2 thoughts on “Major article on Mx now online

  1. I can’t see any comments about this, happen it’s on a different webspace. Sorry!

    Anyhow, for a very long time I have been struggling with the titles Miss and Ms. For a while, I thought Ms. was the solution to not wanting to declare my marital status; however a nurse at the bloodbank took complete issue with it as a teenager for my being a ”Maiden” not a divorcee. Quite frankly why should she care, but it does seem to give off the wrong impression using Ms. as a younger woman. I have been considering using Mx. although I have read your article and it seems it should solely be for transgender/ two spirit people.

    It has been very useful in the past for me, and I wouldn’t have got work as a gardener without using, a not immediately clearly female honorific… I have clients tell me they would have avoided a woman gardener; but since I am there and have done a good job…oh well.

    I only occasionally brush with officaldom, so I tend not to use any honorific. But on the occasions I do strongly feel, there is a need for a not of the above/ none of your business. Having a woman declare they are unmarried ie available is beyond ridiculous and so far, Mx seems the only option. Perhaps, I should leave a title off my business cards this year…or happen M! for contempt at the system.
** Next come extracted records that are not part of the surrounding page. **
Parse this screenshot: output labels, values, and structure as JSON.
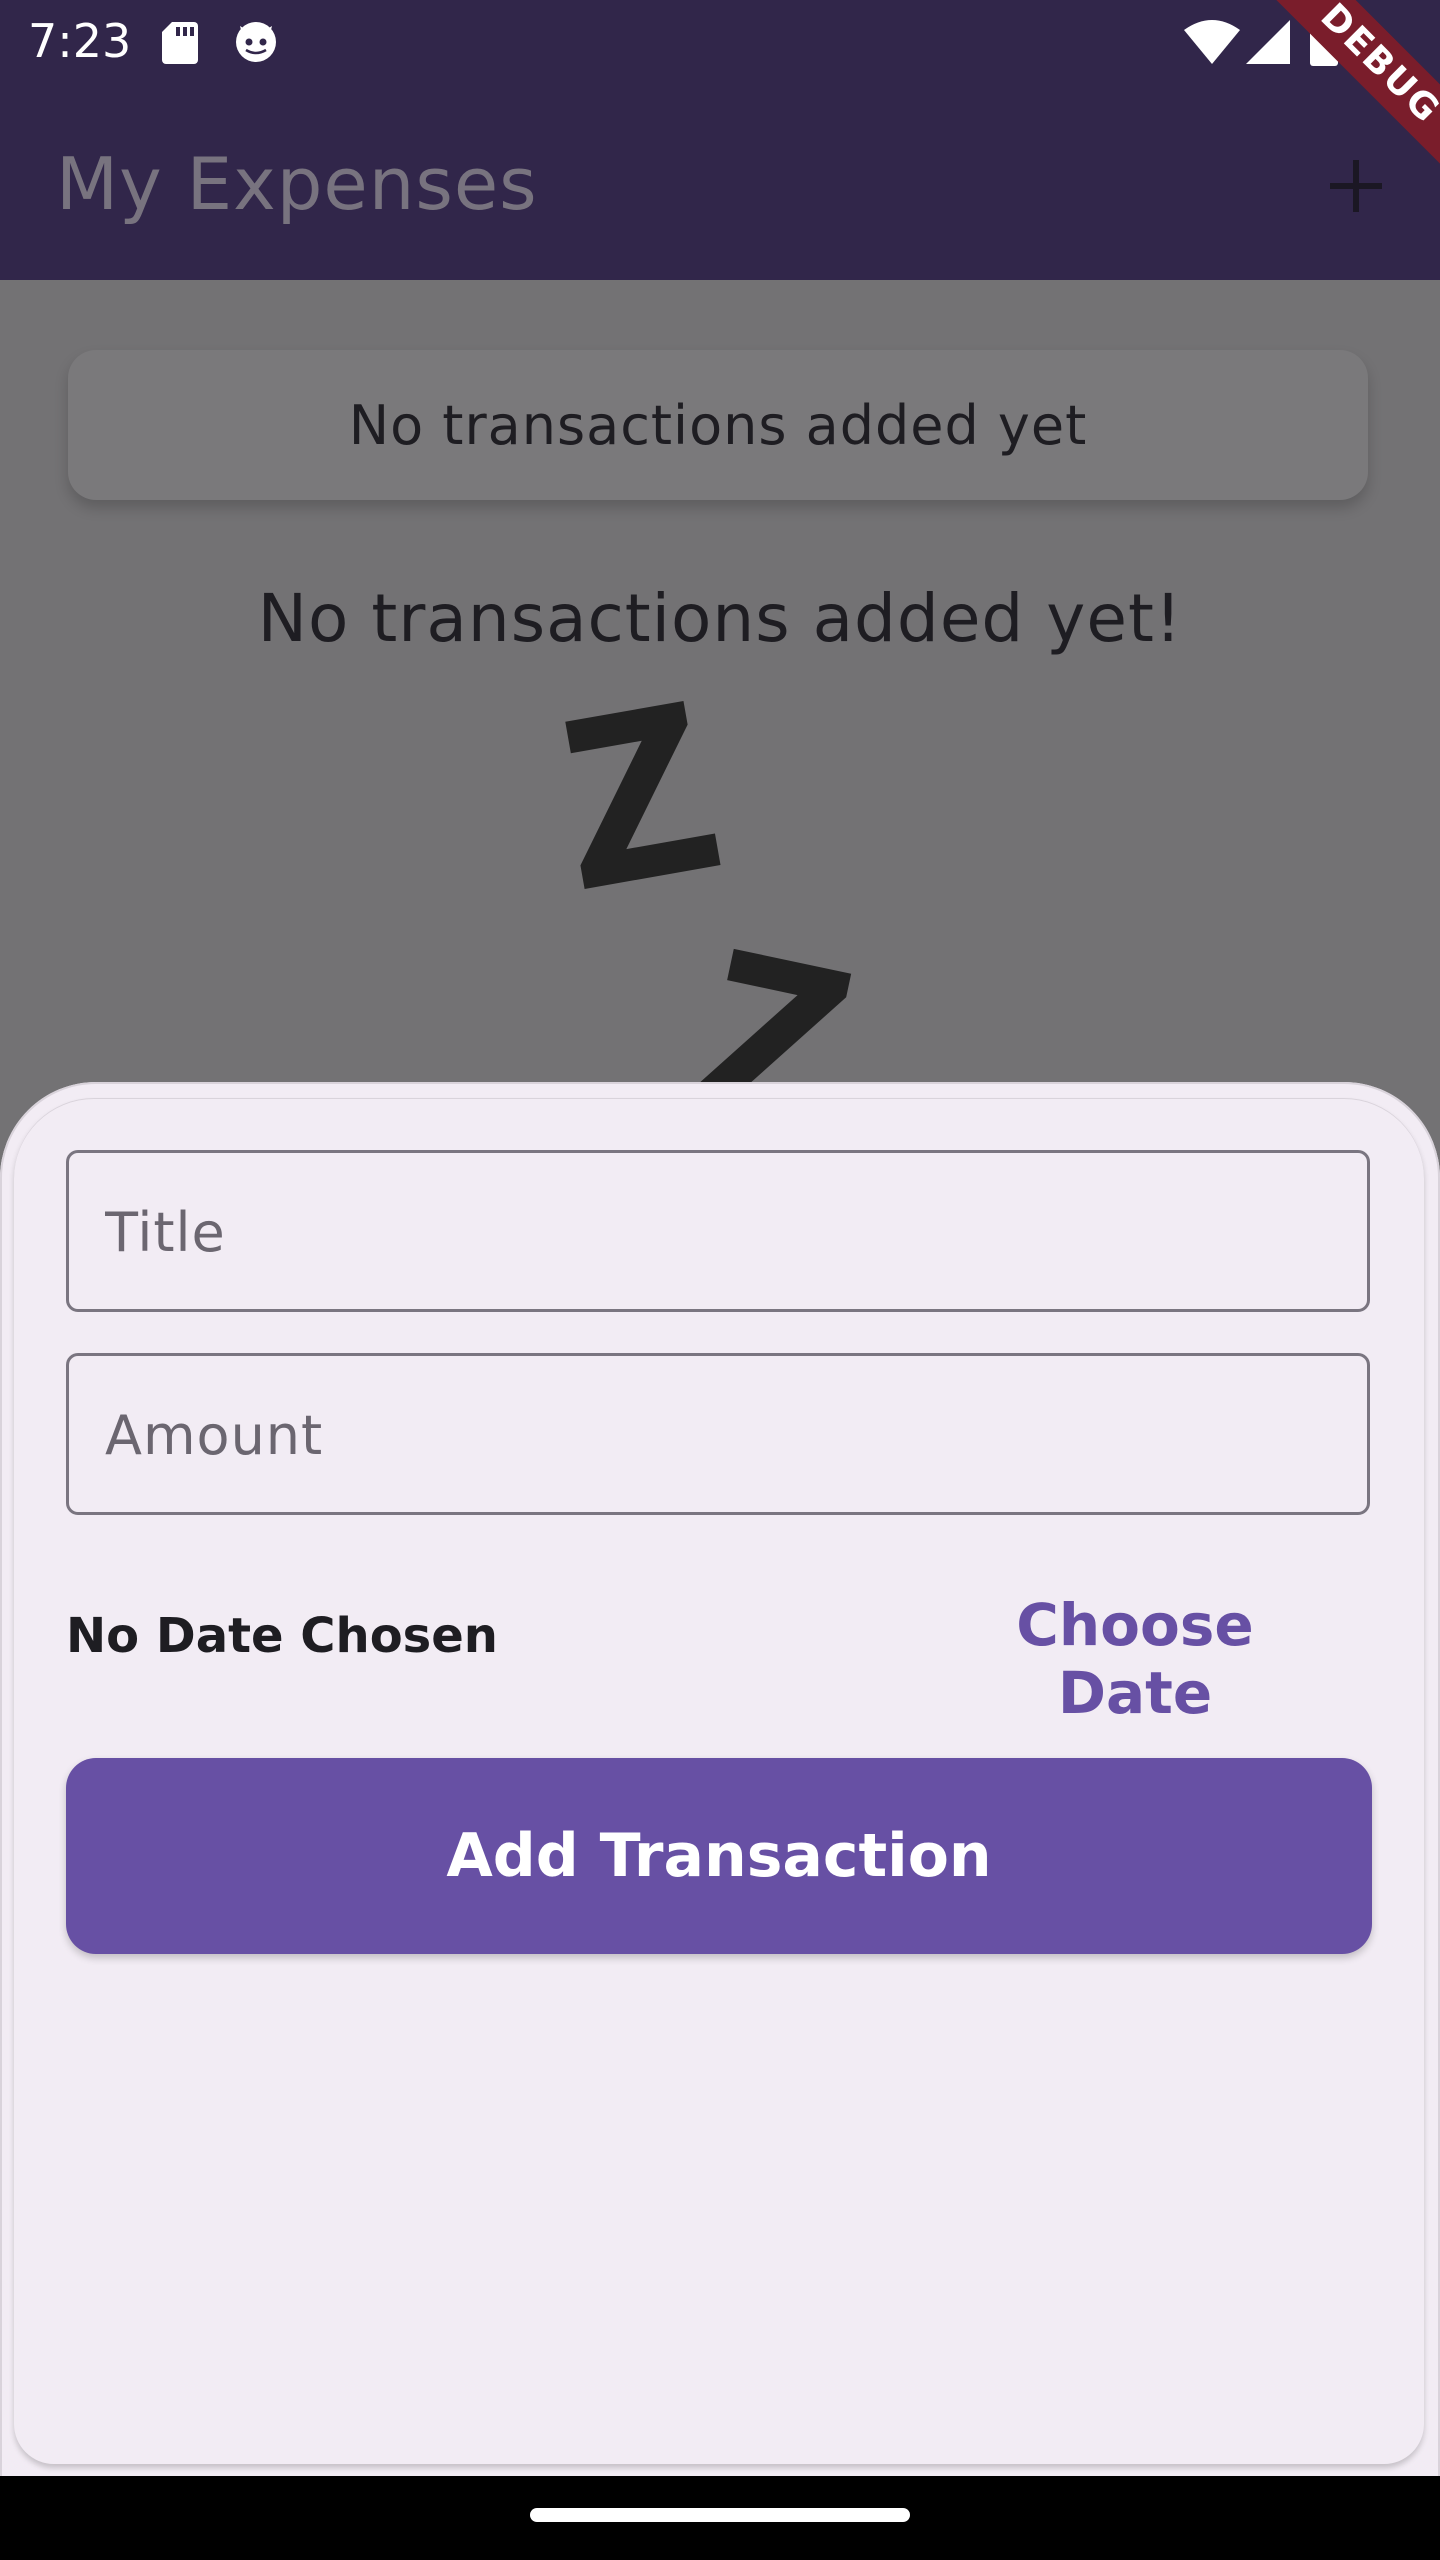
{
  "status_bar": {
    "time": "7:23"
  },
  "app_bar": {
    "title": "My Expenses"
  },
  "debug_banner": {
    "label": "DEBUG"
  },
  "chart_summary": {
    "text": "No transactions added yet"
  },
  "empty_state": {
    "heading": "No transactions added yet!"
  },
  "form": {
    "title_placeholder": "Title",
    "amount_placeholder": "Amount",
    "date_text": "No Date Chosen",
    "choose_date_label": "Choose Date",
    "submit_label": "Add Transaction"
  },
  "colors": {
    "app_bar": "#31264a",
    "primary": "#6750a4",
    "sheet_bg": "#f2ecf4",
    "scrim_bg": "#737274",
    "debug_banner": "#7a1d2b"
  },
  "icons": {
    "add": "add-icon",
    "sd_card": "sd-card-icon",
    "android_bot": "android-bot-icon",
    "wifi": "wifi-icon",
    "signal": "signal-icon",
    "battery": "battery-icon"
  }
}
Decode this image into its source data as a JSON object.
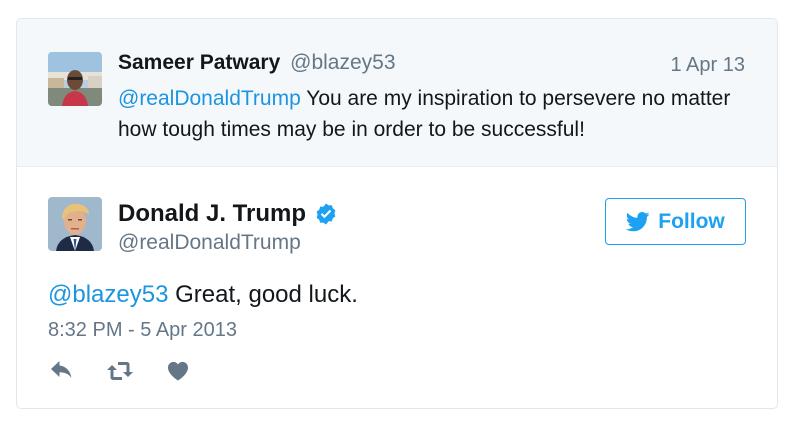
{
  "parent_tweet": {
    "author_name": "Sameer Patwary",
    "author_handle": "@blazey53",
    "date": "1 Apr 13",
    "mention": "@realDonaldTrump",
    "text": " You are my inspiration to persevere no matter how tough times may be in order to be successful!"
  },
  "tweet": {
    "author_name": "Donald J. Trump",
    "author_handle": "@realDonaldTrump",
    "verified": true,
    "mention": "@blazey53",
    "text": " Great, good luck.",
    "timestamp": "8:32 PM - 5 Apr 2013"
  },
  "follow_button": {
    "label": "Follow",
    "icon": "twitter-bird-icon"
  },
  "actions": [
    {
      "name": "reply",
      "icon": "reply-icon"
    },
    {
      "name": "retweet",
      "icon": "retweet-icon"
    },
    {
      "name": "like",
      "icon": "heart-icon"
    }
  ],
  "colors": {
    "link": "#1b95e0",
    "accent": "#1da1f2",
    "muted_text": "#657786",
    "parent_background": "#f5f8fa",
    "border": "#e1e8ed"
  }
}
    Kind regards, Ms /Mx /M! feminist gardener.

  2. Hi Megan.

    I feel for you, there is a crying need for reform in this space. There needs to be a way of avoiding declaring your gender or sex, but I don’t know what to suggest.

    As you may know, I think using Mx for that purpose won’t work in the long run.

    I grew up as Ms was becoming much more widely used and in my neck of the woods (Western Australia) it definitely meant ‘marital status unstated.’ Around here it was not thought to mean divorced or widowed; using it that way would have been such a terribly regressive thing, quite the opposite of giving women freedom.

    We often hear Ms used on the television news in Australia, often for politicians who, I’m assuming, are not always divorced or widowed.

    I’d say using Ms this way, as a equivalent of Mr so the marital status is not stated, is a great use for it. But what to do about not stating one’s gender or sex? I think that one is still in progress.